Ana Lúcia da Costa Silveira, professora de literatura e língua portuguesa, faleceu no dia 6 de abril, aos 59 anos, em Seropédica, Rio de Janeiro. A morte ocorreu em casa, após uma trajetória dedicada à educação e à cultura. A servidora foi vereada como um exemplo de dedicação ao ensino e à formação de gerações de estudantes.
Ao longo de quase quatro décadas, Ana Lúcia atuou no Colégio Técnico da Universidade Federal Rural do Rio de Janeiro, onde virou paraninfa de formandos e ganhou reconhecimento pela espontaneidade e pela capacidade de construir discursos emocionantes.
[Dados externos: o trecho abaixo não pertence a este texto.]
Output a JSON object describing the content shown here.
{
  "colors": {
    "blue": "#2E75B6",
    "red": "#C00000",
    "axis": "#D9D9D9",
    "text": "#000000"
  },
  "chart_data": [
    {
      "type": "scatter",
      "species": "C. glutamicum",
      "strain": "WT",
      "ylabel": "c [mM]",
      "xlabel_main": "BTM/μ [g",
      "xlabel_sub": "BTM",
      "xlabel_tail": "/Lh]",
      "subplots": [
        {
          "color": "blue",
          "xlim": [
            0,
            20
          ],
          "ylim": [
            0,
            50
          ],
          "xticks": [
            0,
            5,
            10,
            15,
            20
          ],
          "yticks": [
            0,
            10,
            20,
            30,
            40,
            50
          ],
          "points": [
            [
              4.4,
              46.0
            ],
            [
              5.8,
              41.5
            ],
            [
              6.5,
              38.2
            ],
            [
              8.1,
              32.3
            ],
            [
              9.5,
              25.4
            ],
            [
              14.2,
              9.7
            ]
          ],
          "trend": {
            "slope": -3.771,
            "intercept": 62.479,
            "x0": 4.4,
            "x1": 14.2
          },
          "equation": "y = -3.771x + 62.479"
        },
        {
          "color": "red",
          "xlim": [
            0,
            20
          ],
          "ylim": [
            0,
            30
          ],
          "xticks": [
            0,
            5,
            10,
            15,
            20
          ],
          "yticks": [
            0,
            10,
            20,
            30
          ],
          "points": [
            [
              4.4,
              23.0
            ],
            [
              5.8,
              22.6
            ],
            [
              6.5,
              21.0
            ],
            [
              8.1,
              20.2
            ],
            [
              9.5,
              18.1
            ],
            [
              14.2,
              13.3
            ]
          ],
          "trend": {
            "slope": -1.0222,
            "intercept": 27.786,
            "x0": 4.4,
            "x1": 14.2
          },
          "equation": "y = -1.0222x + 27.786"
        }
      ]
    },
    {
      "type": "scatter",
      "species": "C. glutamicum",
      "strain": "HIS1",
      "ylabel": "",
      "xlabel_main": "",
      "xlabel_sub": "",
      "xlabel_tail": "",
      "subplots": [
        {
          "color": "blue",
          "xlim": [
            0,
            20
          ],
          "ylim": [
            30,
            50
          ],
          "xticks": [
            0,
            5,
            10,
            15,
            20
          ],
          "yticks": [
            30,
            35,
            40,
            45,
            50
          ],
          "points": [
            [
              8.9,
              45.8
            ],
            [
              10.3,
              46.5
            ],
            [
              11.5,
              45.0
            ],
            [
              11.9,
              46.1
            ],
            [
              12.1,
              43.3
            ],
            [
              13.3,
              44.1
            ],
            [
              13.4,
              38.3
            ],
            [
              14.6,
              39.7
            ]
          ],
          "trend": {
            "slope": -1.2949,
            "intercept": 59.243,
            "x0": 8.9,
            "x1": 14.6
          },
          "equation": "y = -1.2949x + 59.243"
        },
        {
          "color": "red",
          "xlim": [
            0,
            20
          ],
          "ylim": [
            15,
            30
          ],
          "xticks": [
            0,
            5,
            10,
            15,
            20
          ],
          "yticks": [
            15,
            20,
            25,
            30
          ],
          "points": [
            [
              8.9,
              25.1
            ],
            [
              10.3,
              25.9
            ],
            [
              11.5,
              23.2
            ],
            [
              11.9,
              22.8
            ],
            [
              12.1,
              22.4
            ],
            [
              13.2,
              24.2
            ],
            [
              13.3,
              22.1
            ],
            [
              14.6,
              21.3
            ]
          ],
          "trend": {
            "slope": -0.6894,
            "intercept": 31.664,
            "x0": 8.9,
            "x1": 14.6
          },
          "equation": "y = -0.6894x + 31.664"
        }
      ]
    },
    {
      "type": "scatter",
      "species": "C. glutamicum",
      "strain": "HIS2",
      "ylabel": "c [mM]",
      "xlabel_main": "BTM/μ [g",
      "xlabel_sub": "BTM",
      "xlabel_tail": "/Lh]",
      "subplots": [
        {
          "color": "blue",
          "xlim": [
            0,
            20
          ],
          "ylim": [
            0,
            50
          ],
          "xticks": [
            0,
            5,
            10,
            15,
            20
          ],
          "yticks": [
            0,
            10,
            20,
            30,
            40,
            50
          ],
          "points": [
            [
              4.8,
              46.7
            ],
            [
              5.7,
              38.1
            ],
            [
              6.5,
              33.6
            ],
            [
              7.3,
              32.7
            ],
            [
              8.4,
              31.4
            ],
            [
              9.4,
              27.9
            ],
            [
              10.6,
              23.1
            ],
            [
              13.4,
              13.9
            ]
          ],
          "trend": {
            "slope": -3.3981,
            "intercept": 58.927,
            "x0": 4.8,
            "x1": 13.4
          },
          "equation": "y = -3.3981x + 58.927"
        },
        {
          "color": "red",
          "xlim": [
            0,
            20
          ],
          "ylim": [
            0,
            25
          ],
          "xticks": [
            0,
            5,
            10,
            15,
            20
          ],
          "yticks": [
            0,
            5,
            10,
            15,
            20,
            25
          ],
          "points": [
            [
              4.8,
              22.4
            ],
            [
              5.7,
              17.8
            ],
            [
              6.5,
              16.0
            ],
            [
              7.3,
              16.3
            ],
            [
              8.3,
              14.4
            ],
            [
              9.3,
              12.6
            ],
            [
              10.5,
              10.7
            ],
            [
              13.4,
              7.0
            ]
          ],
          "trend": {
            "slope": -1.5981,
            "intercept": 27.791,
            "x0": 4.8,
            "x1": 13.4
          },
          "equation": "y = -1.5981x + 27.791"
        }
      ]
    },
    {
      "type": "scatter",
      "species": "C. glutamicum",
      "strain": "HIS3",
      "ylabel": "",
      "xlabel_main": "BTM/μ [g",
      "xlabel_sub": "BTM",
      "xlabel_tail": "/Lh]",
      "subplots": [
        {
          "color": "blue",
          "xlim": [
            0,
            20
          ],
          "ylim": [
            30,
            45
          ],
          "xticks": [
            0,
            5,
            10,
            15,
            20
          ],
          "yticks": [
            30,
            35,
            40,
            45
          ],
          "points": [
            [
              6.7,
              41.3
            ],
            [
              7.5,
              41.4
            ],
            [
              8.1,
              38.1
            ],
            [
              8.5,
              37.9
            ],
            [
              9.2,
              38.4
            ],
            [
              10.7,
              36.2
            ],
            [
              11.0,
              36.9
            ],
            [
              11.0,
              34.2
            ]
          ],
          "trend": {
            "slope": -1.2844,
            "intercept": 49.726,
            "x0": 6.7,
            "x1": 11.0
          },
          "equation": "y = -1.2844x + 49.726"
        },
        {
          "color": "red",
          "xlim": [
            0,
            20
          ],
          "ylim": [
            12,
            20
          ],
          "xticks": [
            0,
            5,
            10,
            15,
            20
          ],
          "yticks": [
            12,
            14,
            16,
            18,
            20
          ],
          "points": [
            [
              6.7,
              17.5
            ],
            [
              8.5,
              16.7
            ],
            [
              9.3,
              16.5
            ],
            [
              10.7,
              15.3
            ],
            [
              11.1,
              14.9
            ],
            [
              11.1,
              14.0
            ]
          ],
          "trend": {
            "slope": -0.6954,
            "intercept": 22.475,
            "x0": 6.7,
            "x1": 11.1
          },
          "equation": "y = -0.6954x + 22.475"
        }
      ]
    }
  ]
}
Era conhecida por promover projetos de redação que fortaleciam autoestima e compreensão do mundo entre jovens.
Iniciou a carreira como professora substituta e, mesmo sem cargo efetivo à época, demonstrou proatividade e entusiasmo. Defendia a educação como ferramenta humanista capaz de transformar vidas além dos muros da escola, inclusive por meio de excursões culturais financiadas com recursos próprios para estudantes vulneráveis.
Trajetória e legado
Colegas destacam seu amor por teatro e exposições artísticas, bem como o cuidado com a formação de alunos. Ela organizava visitas ao CCBB para democratizar o acesso à cultura e incentivava a imaginação como instrumento de aprendizado.
Segundo amigos e familiares, Ana Lúcia enfrentou saúde frágil após o diagnóstico de câncer de estômago, identificado durante exames de rotina. Ela passou por tratamentos e, posteriormente, enfrentou outro tumor, mantendo a postura de aceitar as dificuldades sem deixar de realizar viagens e atividades docentes.
Deixa a mãe, Olívia; o marido, Sérgio; os filhos Isabel e Serginho; além de muitos amigos e centenas de afilhados de formatura. A comunidade escolar lamenta a perda e relembra a influência de uma educadora que, segundo relatos, ensinou pelo exemplo e pela palavra.